This document is incomplete and, in its present state, of minimal value. Many works on the life of Dostoevsky are drawn from poorly sourced materials. I hope to include notes from far better biographies in the future.
Fyodor Dostoevsky (in “Latinized” Russian: Fёdor Mihajlovič Dostoevskij) is one of the most important figures in world literature, and closely associated with his beloved Russia.
According to some biographers Dostoevsky was prone to
drink and a gambler who wrote about men with even more anti-social tendencies
than himself. According to these accounts, he more closely resembles the
orgy-loving father Fyodor Karamazov in Dostoevsky’s last novel than the
religious and pure son Alyosha in the same novel.
Other biographers insist Dostoevsky remained true to his Orthodox religion — and its accompanying guilt. Not that either alternative seems cheerful, I cannot say without doubts which view is accurate. It is up to historians and biographers, aided by whatever records exist, to determine what made Dostoevsky so cheerful a writer.
It is possible that his life made him what he was: bitter, cynical, miserable…. Any number of negative adjectives can be applied to Dostoevsky. The defining moments in Dostoevsky’s life were the murder of his father and his own imprisonment for treason.
His father was an army doctor, who demanded order and morality. While Dostoevsky was studying at an army school, his father was killed by serfs on the family estate. This murder made no sense to Dostoevsky.

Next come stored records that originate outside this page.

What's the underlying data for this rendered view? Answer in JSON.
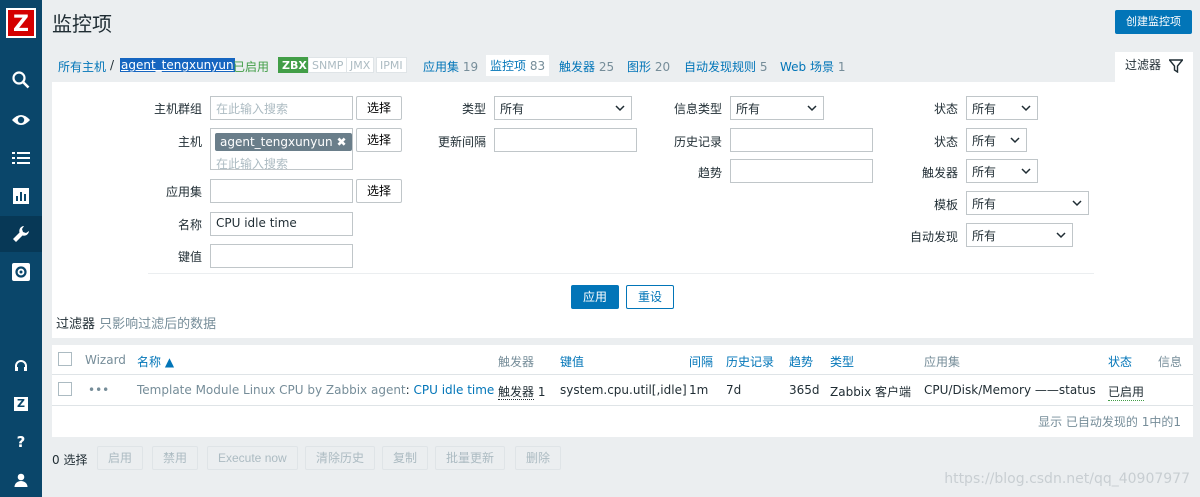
{
  "app": {
    "logo": "Z",
    "title": "监控项",
    "create_button": "创建监控项"
  },
  "sidebar": {
    "icons": [
      "search-icon",
      "eye-icon",
      "list-icon",
      "chart-icon",
      "wrench-icon",
      "gear-icon",
      "support-icon",
      "share-icon",
      "help-icon",
      "user-icon"
    ],
    "share_glyph": "Z",
    "help_glyph": "?"
  },
  "nav": {
    "all_hosts": "所有主机",
    "separator": "/",
    "host": "agent_tengxunyun",
    "status": "已启用",
    "badges": [
      "ZBX",
      "SNMP",
      "JMX",
      "IPMI"
    ],
    "applications": {
      "label": "应用集",
      "count": "19"
    },
    "items": {
      "label": "监控项",
      "count": "83"
    },
    "triggers": {
      "label": "触发器",
      "count": "25"
    },
    "graphs": {
      "label": "图形",
      "count": "20"
    },
    "discovery": {
      "label": "自动发现规则",
      "count": "5"
    },
    "web": {
      "label": "Web 场景",
      "count": "1"
    }
  },
  "filter": {
    "tab_label": "过滤器",
    "host_groups_label": "主机群组",
    "host_groups_placeholder": "在此输入搜索",
    "select_button": "选择",
    "hosts_label": "主机",
    "host_tag": "agent_tengxunyun",
    "hosts_placeholder": "在此输入搜索",
    "applications_label": "应用集",
    "name_label": "名称",
    "name_value": "CPU idle time",
    "key_label": "键值",
    "type_label": "类型",
    "type_value": "所有",
    "interval_label": "更新间隔",
    "info_type_label": "信息类型",
    "info_type_value": "所有",
    "history_label": "历史记录",
    "trends_label": "趋势",
    "state_label": "状态",
    "state_value": "所有",
    "status_label": "状态",
    "status_value": "所有",
    "triggers_label": "触发器",
    "triggers_value": "所有",
    "template_label": "模板",
    "template_value": "所有",
    "discovery_label": "自动发现",
    "discovery_value": "所有",
    "apply_button": "应用",
    "reset_button": "重设",
    "note_title": "过滤器",
    "note_sub": "只影响过滤后的数据"
  },
  "table": {
    "headers": {
      "wizard": "Wizard",
      "name": "名称 ▲",
      "triggers": "触发器",
      "key": "键值",
      "interval": "间隔",
      "history": "历史记录",
      "trends": "趋势",
      "type": "类型",
      "applications": "应用集",
      "status": "状态",
      "info": "信息"
    },
    "rows": [
      {
        "template": "Template Module Linux CPU by Zabbix agent",
        "name": "CPU idle time",
        "triggers_label": "触发器",
        "triggers_count": "1",
        "key": "system.cpu.util[,idle]",
        "interval": "1m",
        "history": "7d",
        "trends": "365d",
        "type": "Zabbix 客户端",
        "applications": "CPU/Disk/Memory ——status",
        "status": "已启用"
      }
    ],
    "footer": "显示 已自动发现的 1中的1"
  },
  "actions": {
    "selected": "0 选择",
    "buttons": [
      "启用",
      "禁用",
      "Execute now",
      "清除历史",
      "复制",
      "批量更新",
      "删除"
    ]
  },
  "watermark": "https://blog.csdn.net/qq_40907977",
  "colors": {
    "sidebar": "#0a466a",
    "accent": "#0275b8",
    "enabled": "#429e47",
    "logo": "#d40000"
  }
}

He never escaped a fascination with murder and crime, trying to understand why the poor might be illogically violent. Much of Dostoevsky’s writings deal with death as a result of his obsession to understand it.

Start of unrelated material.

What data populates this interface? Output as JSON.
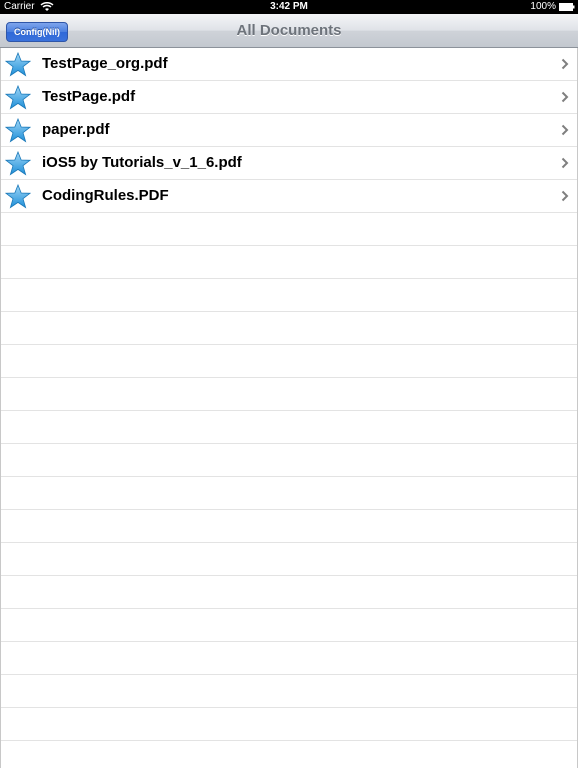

In 1846, after serving in the army, Dostoevsky wrote Poor Folk, a psychological novel. It was recognized as a masterpiece by many, and secured a good income for the author. It would be nearly two decades between this success and his next popular novel. One reason for this dramatic gap in creativity is Dostoevsky’s involvement in the political upheavals of Russia.
With money came access to Western European ideas and culture. Dostoevsky, like many of the Russian middle-class, found himself wanting Russia to adopt Western political structures. He began writing and publishing calls for democratic reforms, an illegal and dangerous undertaking. Because of such activities, Dostoevsky and other writers were arrested, tried, and convicted as traitors to the tsar. On the day of his planned execution, Dostoevsky was bound and blindfolded, waiting to die. Then, a messenger came to deliver word of a commuted sentence from the tsar. The writer was sent to Siberia, after a severe emotional torture the tsar had planned all along.
While in Siberia, Dostoevsky’s political and philosophical views changed radically. In fact, his views began to mirror those of his father. Dostoevsky became a nationalist; he believed that Russia would become the primary world power within his lifetime. More importantly, he believed that Russia was a chosen nation, with a sacred future blessed by God. Dostoevsky became a religious zealot, telling all who would listen that suffering as the only way to purify a sinful soul. Russia’s suffering made the country pure.
Notes from Underground, published in 1864, reflects the pain and suffering of a man — but not Dostoevsky, as is often assumed. The narrator is fictional, the values expressed in contrast to the writer’s own religion. It is a study of what Dostoevsky thought the human condition was creating, not what humanity should become.
Dostoevsky wrote Crime and Punishment in 1866 to illustrate how suffering leads to redemption of a lost soul. The book’s anti-hero, Raskolnikov, commits an irrational murder. Dostoevsky did not want to trivialize the crime, but instead wanted to explore the process of redemption. Unlike Camus’ The Stranger, Raskolnikov’s crime is meant from the beginning to test his beliefs. For Raskolnikov, murder is an experiment in morality.
Sometimes, Dostoevsky gave little thought to what he wrote, especially when writing merely to settle gambling debts. Dostoevsky could write novels at incredible speeds, when he had to pay bills. At other times, he gave a great deal of thought to philosophy and human nature.
One very important note to students: do not confuse the writer with his characters. The existential ideas presented in Dostoevsky’s works are not his own, in fact they often conflict with his beliefs. Remember this, and it changes how one approaches his works. Walter Kaufmann describes Dostoevsky as follows:
Dostoevsky himself was a Christian, to be sure, and for that matter also a rabid anti-Semite, anti-Catholic, and anti-Western Russian nationalist. We have no right whatsoever to attribute to him the opinions of all of his most interesting characters.